# River Monsters last night.....



## SaltH2oAssassin (Jan 25, 2006)

Did anyone catch the episode of River Monsters on the Animal Planet Channel last night. It was talking about catching alligator gars and they filmed the episode here locally. Locally, I mean is on the Trinity River. They interviewed some guy name, Bobby Fly, in Browder's Marina at Lake Livingston because he caught some kind of record gar. Pretty interesting show. It was kind of cool to see a fishing show with some familiar waters that I fish in and can relate to. By the way, them alligator gars are pretty scary animals.


----------



## JPO (Oct 15, 2005)

I saw about 20 minutes of it. What an interesting program! like you said, sure was neat recognizing the waters they showed on tv!


----------



## Andy_Holland_25 (Aug 8, 2007)

Pretty cool I wish I could have caught it! When are the re-runs? LOL

Andy


----------



## bigcountryjc (Nov 4, 2006)

I saw it I think they need less hype and more fishing. All the nonsense about the gar attacking people was a little over the top for me. Saw the first one too last week same thing except it was a "man eating" catfish some where. 90% of the show is hyping it up and 10% of it is fishing and telling us that there's no way the fish could be a man eater. Guess it makes good TV for those that don't actually know anything about the fish being caught.


----------



## GoneFishin0670 (Apr 20, 2009)

Watched it...Pretty Cool. I heard somthing I dont Know If I Agree With Though. They Said That The Biggest Freashwater Fish Was The CatFish at 600lbs. I am not saying I have caught one bigger But I have Caught Sturgen On The Columbia That Would be Guessed At Over 400lbs, I know They are'nt the biggest ones in the River and Would Think They have been well over 600 before.....Anyone have any thaughts on this.


----------



## SaltH2oAssassin (Jan 25, 2006)

My father-in-law use to fish for sturgeons in northern California, and I know they had to weight over 600lbs. He has a picture with one hanging in the garage and it is from the ceiling to the floor. These are some ugly prehistoric looking fish. I agree with you Gonefishin.


----------



## Tortuga (May 21, 2004)

GoneFishin0670 said:


> watched it...Pretty Cool. I heard somthing I dont Know If I Agree With Though. They Said That The Biggest Freashwater Fish Was The CatFish at 600lbs. I am not saying I have caught one bigger But I have Caught Sturgen On The Columbia That Would be Guessed At Over 400lbs, I know They are'nt the biggest ones in the River and Would Think They have been well over 600 before.....Anyone have any thaughts on this.

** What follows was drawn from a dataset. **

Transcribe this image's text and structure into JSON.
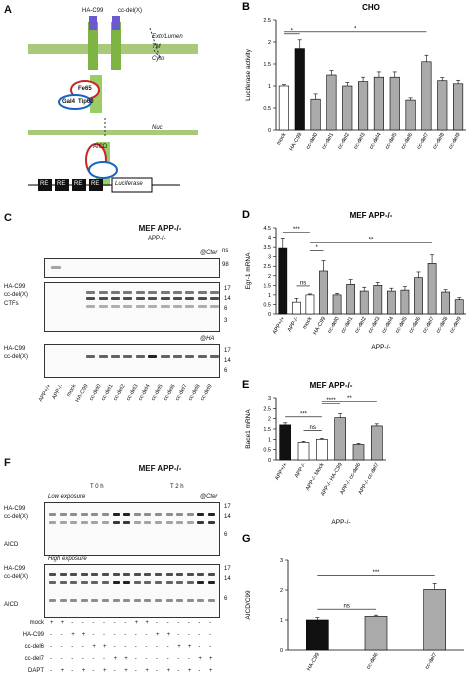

Think you called it, GF..check out below...

"Just exactly which Western river boasts the biggest sturgeon remains something of a question. Officially, the largest white sturgeon ever caught came from the Fraser River in British Columbia, and weighed 1,800 pounds. The largest white sturgeon taken on hook and line is officially Joe Pallotta's 468-pound Sacramento River fish. Both of these marks are challenged, however, by a host of imperfectly documented pretenders, such as the fish from Astoria on the Columbia that was exhibited at the 1893 Chicago World's Fair and said to weigh 2,000 pounds. On the hook and line side, a bank fisherman below Bonneville caught a sturgeon during the mid-1970's that was estimated to weigh 600 pounds, according to Galbreath, and similar reports have been heard from the Fraser where a fish weighing an unofficial 840 pounds was taken by a sportsman in 1979."


----------



## Meadowlark (Jul 19, 2008)

I thought it was a good show overall and agree the "fear factor" was overplayed. 

They chose not to open the "box" relative to bow fishing for gars and the new State llimits in Tx. Probably a wise decision.


----------



## seattleman1969 (Jul 17, 2008)

GoneFishin0670 said:


> Watched it...Pretty Cool. I heard somthing I dont Know If I Agree With Though. They Said That The Biggest Freashwater Fish Was The CatFish at 600lbs. I am not saying I have caught one bigger But I have Caught Sturgen On The Columbia That Would be Guessed At Over 400lbs, I know They are'nt the biggest ones in the River and Would Think They have been well over 600 before.....Anyone have any thaughts on this.


There have been white sturgeon caught out of the Snake River in Idaho and the Frasier River in British Columbia that went way over 1000 one close to 1500.

Thing is, sturgeon are somewhat anadromous, meaning they spend part of their life in salt or brackish water, so I guess if they are talking about PURELY freshwater fish they could still be correct.


----------



## OL' LUNGBUSTER (Mar 3, 2008)

bigcountryjc said:


> I saw it I think they need less hype and more fishing. All the nonsense about the gar attacking people was a little over the top for me. Saw the first one too last week same thing except it was a "man eating" catfish some where. 90% of the show is hyping it up and 10% of it is fishing and telling us that there's no way the fish could be a man eater. Guess it makes good TV for those that don't actually know anything about the fish being caught.


I saw this one too....he went and fished for days if not weeks, trying to catch this "man-eating" catfish. What a joke! I know they're really big catfish in this world, but c'mon at least catch some fish during the show!:rotfl:


----------



## seattleman1969 (Jul 17, 2008)

They wouldn't catch a sturgeon for this show anyway. even though they look prehistoric, even the largest ones have small mouths and don't appear dangerous at all. Not much of a sensational story there...... so they just gloss over the facts...


----------



## Red3Fish (Jun 4, 2004)

I saw that episode a month or so ago. Somewhere I remember saying they put in the Trinity somewhere just outside Palestine, Tx. I spend a week every month with a buddy of mine on Lake Palestine...for something different we might have to run over to Palestine (about 35 mi from Lake Palestine) and give that a try!!

Trouble is, my buddy is a Cajun,.....prolly want to clean and eat the durn thing!! LOL Gar Coubion or how ever you spell it!! LOL

Later
R3F


----------